From 2021 those starting tertiary education would get two years free, and from 2024 three years. The overall cost of the package is $6 billion. Labour has also pledged to increase student allowances by $50 a week, and to restore post-graduate students' eligibility for student allowances.
NZ First policy is to introduce a universal living allowance, and a student debt write-off scheme that would give students free tertiary study by requiring them to work in NZ for the same period as their length of study.
Greens policy is to work towards free tertiary education, by capping and progressively reducing student fees.
Another possible change will be a hardline policy introduced under National which has seen several student loan defaulters arrested at the border. Labour has voiced misgivings about the policy, and Will Matthews of AUSA said he hoped the new Government would review the policy and ultimately scrap it.
"I think that policy is not the right focus. Instead of focusing on criminalising these people we should be working on how to support students."
Labour, New Zealand First and the Green Party are closely aligned on education policy, and all three have pledged to scrap National Standards and put an end to charter or partnership schools.
National Standards were the centrepiece of the National Party's education policy before it came to power in 2008, and describe what students should be able to do in reading, writing and mathematics as they progress through levels 1 to 8, the primary and intermediate years.
The student achievement data is fiercely opposed by education unions and there have been concerns about how teacher assessments can vary between schools.
Partnership schools are privately run but publicly funded. They are likely to be kept open but classified as special character schools.
Asked if charter schools and National Standards would be abolished, NZ First's education spokeswoman Tracey Martin said she could not outline the agreements yet, but "have a look at what NZF, Labour and the Greens campaigned on and take a guess".
In a newsletter, NZ Principals' Federation president Whetu Cormick said he would meet with the new Minister of Education as soon as possible after the position is confirmed, to "talk about timeframes and plans to dismantle some of the heavy compliance requirements and those aspects of privatisation such as charter schools that have sucked resources and energy from our system".
Another area to watch is whether Australians will be charged more to attend university in New Zealand.
In the Newshub leaders debate during the campaign, Ardern and Bill English were asked about the Australian Government eroding the rights of New Zealand expats living in Australia, and whether they would retaliate with similar measures.

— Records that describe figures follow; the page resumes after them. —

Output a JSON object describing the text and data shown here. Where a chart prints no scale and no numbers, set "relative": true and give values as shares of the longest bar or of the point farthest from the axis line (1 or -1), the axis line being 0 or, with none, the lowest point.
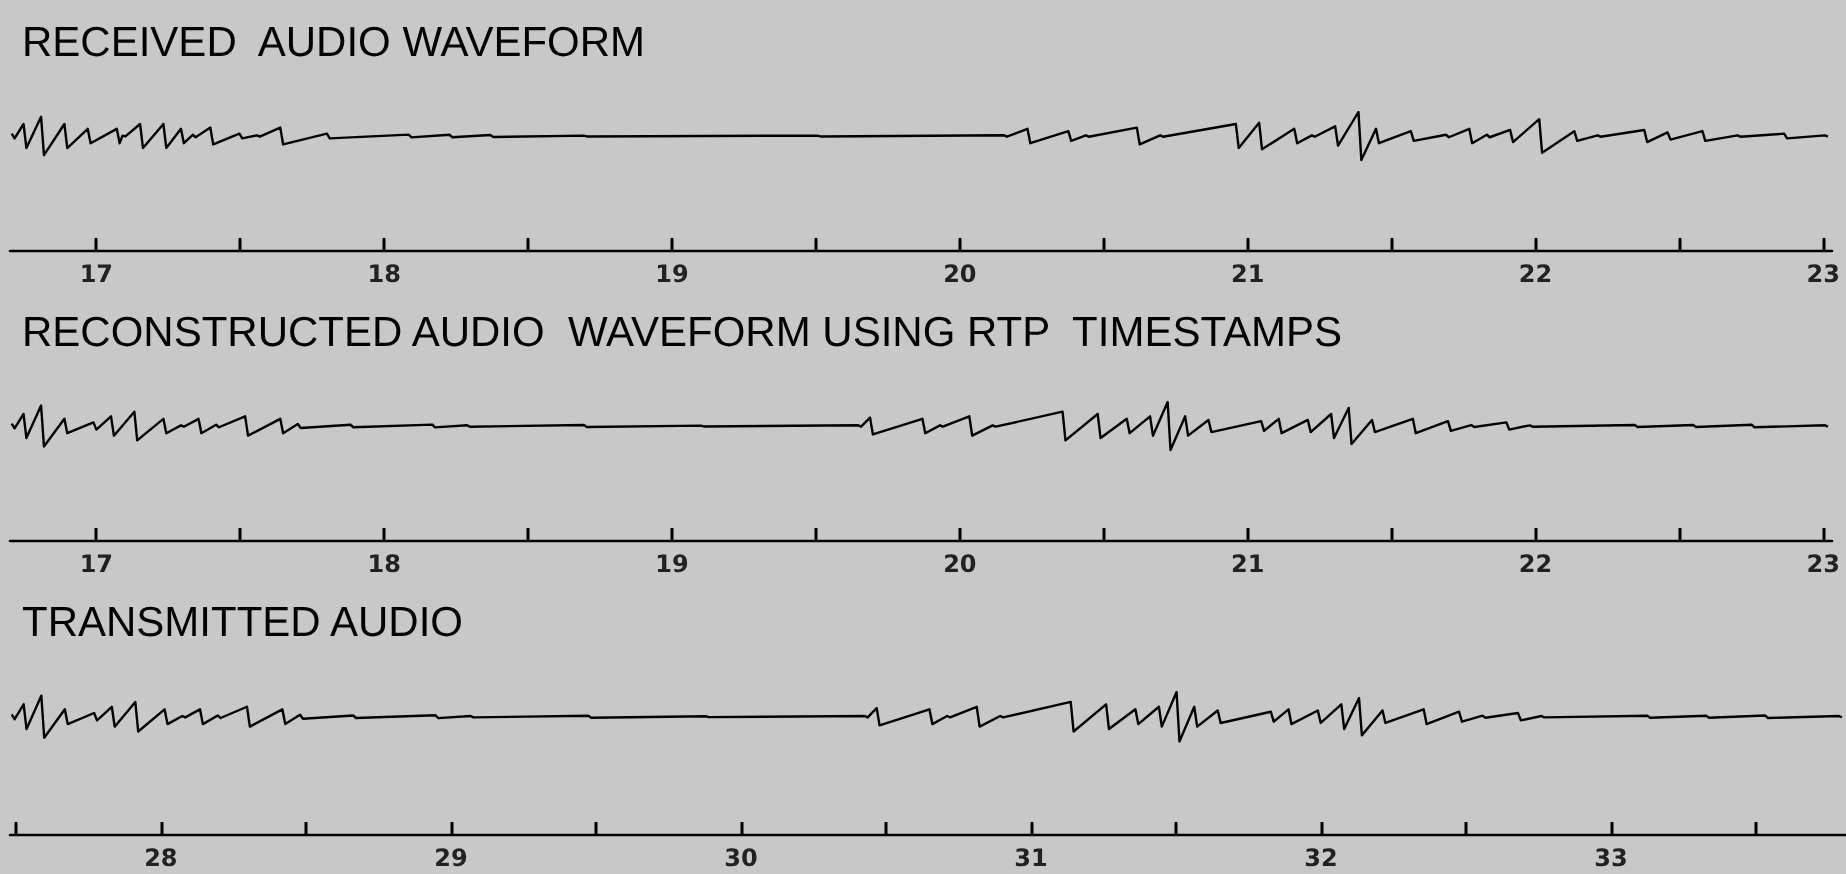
{
  "chart_data": [
    {
      "type": "line",
      "title": "RECEIVED  AUDIO WAVEFORM",
      "relative": true,
      "tick_labels": "x",
      "grid": false,
      "marker": "none",
      "x": [
        16.706,
        16.716,
        16.747,
        16.757,
        16.808,
        16.818,
        16.889,
        16.899,
        16.97,
        16.98,
        17.071,
        17.081,
        17.091,
        17.101,
        17.152,
        17.162,
        17.233,
        17.243,
        17.294,
        17.304,
        17.335,
        17.345,
        17.396,
        17.406,
        17.497,
        17.507,
        17.558,
        17.568,
        17.639,
        17.649,
        17.801,
        17.811,
        18.085,
        18.095,
        18.227,
        18.237,
        18.369,
        18.379,
        18.694,
        18.704,
        19.505,
        19.515,
        20.154,
        20.164,
        20.235,
        20.245,
        20.377,
        20.387,
        20.438,
        20.448,
        20.615,
        20.625,
        20.696,
        20.706,
        20.959,
        20.969,
        21.04,
        21.05,
        21.162,
        21.172,
        21.223,
        21.233,
        21.304,
        21.314,
        21.385,
        21.395,
        21.446,
        21.456,
        21.567,
        21.577,
        21.689,
        21.699,
        21.77,
        21.78,
        21.831,
        21.841,
        21.912,
        21.922,
        22.013,
        22.023,
        22.135,
        22.145,
        22.216,
        22.226,
        22.378,
        22.388,
        22.459,
        22.469,
        22.58,
        22.59,
        22.702,
        22.712,
        22.864,
        22.874,
        23.006,
        23.016
      ],
      "xlim": [
        16.7,
        23.03
      ],
      "xticks": [
        17,
        {
          "value": 17.5,
          "label": null
        },
        18,
        {
          "value": 18.5,
          "label": null
        },
        19,
        {
          "value": 19.5,
          "label": null
        },
        20,
        {
          "value": 20.5,
          "label": null
        },
        21,
        {
          "value": 21.5,
          "label": null
        },
        22,
        {
          "value": 22.5,
          "label": null
        },
        23
      ],
      "series": [
        {
          "color": "#000000",
          "values": [
            0.843,
            0.809,
            0.913,
            0.739,
            0.965,
            0.687,
            0.913,
            0.739,
            0.878,
            0.774,
            0.878,
            0.774,
            0.829,
            0.823,
            0.913,
            0.739,
            0.913,
            0.739,
            0.878,
            0.774,
            0.835,
            0.817,
            0.887,
            0.765,
            0.843,
            0.809,
            0.831,
            0.821,
            0.887,
            0.765,
            0.843,
            0.809,
            0.836,
            0.816,
            0.835,
            0.817,
            0.833,
            0.819,
            0.829,
            0.823,
            0.829,
            0.823,
            0.831,
            0.821,
            0.878,
            0.774,
            0.861,
            0.791,
            0.831,
            0.821,
            0.887,
            0.765,
            0.831,
            0.821,
            0.913,
            0.739,
            0.922,
            0.73,
            0.878,
            0.774,
            0.831,
            0.821,
            0.896,
            0.756,
            1,
            0.652,
            0.878,
            0.774,
            0.861,
            0.791,
            0.835,
            0.817,
            0.878,
            0.774,
            0.835,
            0.817,
            0.87,
            0.782,
            0.948,
            0.704,
            0.861,
            0.791,
            0.831,
            0.821,
            0.87,
            0.782,
            0.852,
            0.8,
            0.861,
            0.791,
            0.831,
            0.821,
            0.843,
            0.809,
            0.831,
            0.821
          ]
        }
      ]
    },
    {
      "type": "line",
      "title": "RECONSTRUCTED AUDIO  WAVEFORM USING RTP  TIMESTAMPS",
      "relative": true,
      "tick_labels": "x",
      "grid": false,
      "marker": "none",
      "x": [
        16.706,
        16.716,
        16.747,
        16.757,
        16.808,
        16.818,
        16.889,
        16.899,
        16.99,
        17.0,
        17.051,
        17.061,
        17.132,
        17.142,
        17.233,
        17.243,
        17.294,
        17.304,
        17.355,
        17.365,
        17.416,
        17.426,
        17.517,
        17.527,
        17.639,
        17.649,
        17.7,
        17.71,
        17.883,
        17.893,
        18.167,
        18.177,
        18.288,
        18.298,
        18.694,
        18.704,
        19.1,
        19.11,
        19.647,
        19.657,
        19.688,
        19.698,
        19.87,
        19.88,
        19.931,
        19.941,
        20.033,
        20.043,
        20.114,
        20.124,
        20.357,
        20.367,
        20.479,
        20.489,
        20.58,
        20.59,
        20.661,
        20.671,
        20.722,
        20.732,
        20.783,
        20.793,
        20.864,
        20.874,
        21.047,
        21.057,
        21.108,
        21.118,
        21.209,
        21.219,
        21.29,
        21.3,
        21.351,
        21.361,
        21.432,
        21.442,
        21.574,
        21.584,
        21.696,
        21.706,
        21.777,
        21.787,
        21.899,
        21.909,
        21.98,
        21.99,
        22.345,
        22.355,
        22.548,
        22.558,
        22.751,
        22.761,
        23.006,
        23.016
      ],
      "xlim": [
        16.7,
        23.03
      ],
      "xticks": [
        17,
        {
          "value": 17.5,
          "label": null
        },
        18,
        {
          "value": 18.5,
          "label": null
        },
        19,
        {
          "value": 19.5,
          "label": null
        },
        20,
        {
          "value": 20.5,
          "label": null
        },
        21,
        {
          "value": 21.5,
          "label": null
        },
        22,
        {
          "value": 22.5,
          "label": null
        },
        23
      ],
      "series": [
        {
          "color": "#000000",
          "values": [
            0.843,
            0.809,
            0.913,
            0.739,
            0.974,
            0.678,
            0.878,
            0.774,
            0.852,
            0.8,
            0.896,
            0.756,
            0.93,
            0.722,
            0.878,
            0.774,
            0.831,
            0.821,
            0.878,
            0.774,
            0.835,
            0.817,
            0.896,
            0.756,
            0.878,
            0.774,
            0.84,
            0.812,
            0.835,
            0.817,
            0.836,
            0.816,
            0.831,
            0.821,
            0.833,
            0.819,
            0.829,
            0.823,
            0.831,
            0.821,
            0.887,
            0.765,
            0.878,
            0.774,
            0.831,
            0.821,
            0.896,
            0.756,
            0.831,
            0.821,
            0.93,
            0.722,
            0.913,
            0.739,
            0.878,
            0.774,
            0.896,
            0.756,
            1,
            0.652,
            0.896,
            0.756,
            0.87,
            0.782,
            0.861,
            0.791,
            0.878,
            0.774,
            0.87,
            0.782,
            0.913,
            0.739,
            0.957,
            0.695,
            0.87,
            0.782,
            0.878,
            0.774,
            0.861,
            0.791,
            0.833,
            0.819,
            0.852,
            0.8,
            0.831,
            0.821,
            0.833,
            0.819,
            0.833,
            0.819,
            0.835,
            0.817,
            0.831,
            0.821
          ]
        }
      ]
    },
    {
      "type": "line",
      "title": "TRANSMITTED AUDIO",
      "relative": true,
      "tick_labels": "x",
      "grid": false,
      "marker": "none",
      "x": [
        27.486,
        27.496,
        27.527,
        27.537,
        27.588,
        27.598,
        27.669,
        27.679,
        27.77,
        27.78,
        27.831,
        27.841,
        27.912,
        27.922,
        28.013,
        28.023,
        28.074,
        28.084,
        28.135,
        28.145,
        28.196,
        28.206,
        28.297,
        28.307,
        28.419,
        28.429,
        28.48,
        28.49,
        28.663,
        28.673,
        28.947,
        28.957,
        29.068,
        29.078,
        29.474,
        29.484,
        29.88,
        29.89,
        30.427,
        30.437,
        30.468,
        30.478,
        30.65,
        30.66,
        30.711,
        30.721,
        30.813,
        30.823,
        30.894,
        30.904,
        31.137,
        31.147,
        31.259,
        31.269,
        31.36,
        31.37,
        31.441,
        31.451,
        31.502,
        31.512,
        31.563,
        31.573,
        31.644,
        31.654,
        31.827,
        31.837,
        31.888,
        31.898,
        31.989,
        31.999,
        32.07,
        32.08,
        32.131,
        32.141,
        32.212,
        32.222,
        32.354,
        32.364,
        32.476,
        32.486,
        32.557,
        32.567,
        32.679,
        32.689,
        32.76,
        32.77,
        33.125,
        33.135,
        33.328,
        33.338,
        33.531,
        33.541,
        33.786,
        33.796
      ],
      "xlim": [
        27.48,
        33.81
      ],
      "xticks": [
        {
          "value": 27.5,
          "label": null
        },
        28,
        {
          "value": 28.5,
          "label": null
        },
        29,
        {
          "value": 29.5,
          "label": null
        },
        30,
        {
          "value": 30.5,
          "label": null
        },
        31,
        {
          "value": 31.5,
          "label": null
        },
        32,
        {
          "value": 32.5,
          "label": null
        },
        33,
        {
          "value": 33.5,
          "label": null
        }
      ],
      "series": [
        {
          "color": "#000000",
          "values": [
            0.843,
            0.809,
            0.913,
            0.739,
            0.974,
            0.678,
            0.878,
            0.774,
            0.852,
            0.8,
            0.896,
            0.756,
            0.93,
            0.722,
            0.878,
            0.774,
            0.831,
            0.821,
            0.878,
            0.774,
            0.835,
            0.817,
            0.896,
            0.756,
            0.878,
            0.774,
            0.84,
            0.812,
            0.835,
            0.817,
            0.836,
            0.816,
            0.831,
            0.821,
            0.833,
            0.819,
            0.829,
            0.823,
            0.831,
            0.821,
            0.887,
            0.765,
            0.878,
            0.774,
            0.831,
            0.821,
            0.896,
            0.756,
            0.831,
            0.821,
            0.93,
            0.722,
            0.913,
            0.739,
            0.878,
            0.774,
            0.896,
            0.756,
            1,
            0.652,
            0.896,
            0.756,
            0.87,
            0.782,
            0.861,
            0.791,
            0.878,
            0.774,
            0.87,
            0.782,
            0.913,
            0.739,
            0.957,
            0.695,
            0.87,
            0.782,
            0.878,
            0.774,
            0.861,
            0.791,
            0.833,
            0.819,
            0.852,
            0.8,
            0.831,
            0.821,
            0.833,
            0.819,
            0.833,
            0.819,
            0.835,
            0.817,
            0.831,
            0.821
          ]
        }
      ]
    }
  ]
}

Ardern said if Kiwis in Australia were locked out of tertiary education, she would lock Australians out here. That would happen only if fees went up significantly for New Zealanders living in Australia.
However, such a move may not be supported by Winston Peters. He has said New Zealand owes an apology to Australia because it has for years allowed "backdoor" immigration to Australia.
The early childhood sector is also hoping for a boost in funding under the new Government. Early Childhood NZ chief executive Kathy Wolfe said all three parties had committed to restoring the target of having 100 per cent qualified teachers in ECE centres.
"The previous government increased funding only to cover increased participation in ECE ... education starts at birth, not at 5 or 6. New Zealand needs to invest more in the early years now in order to see benefits in the years to come."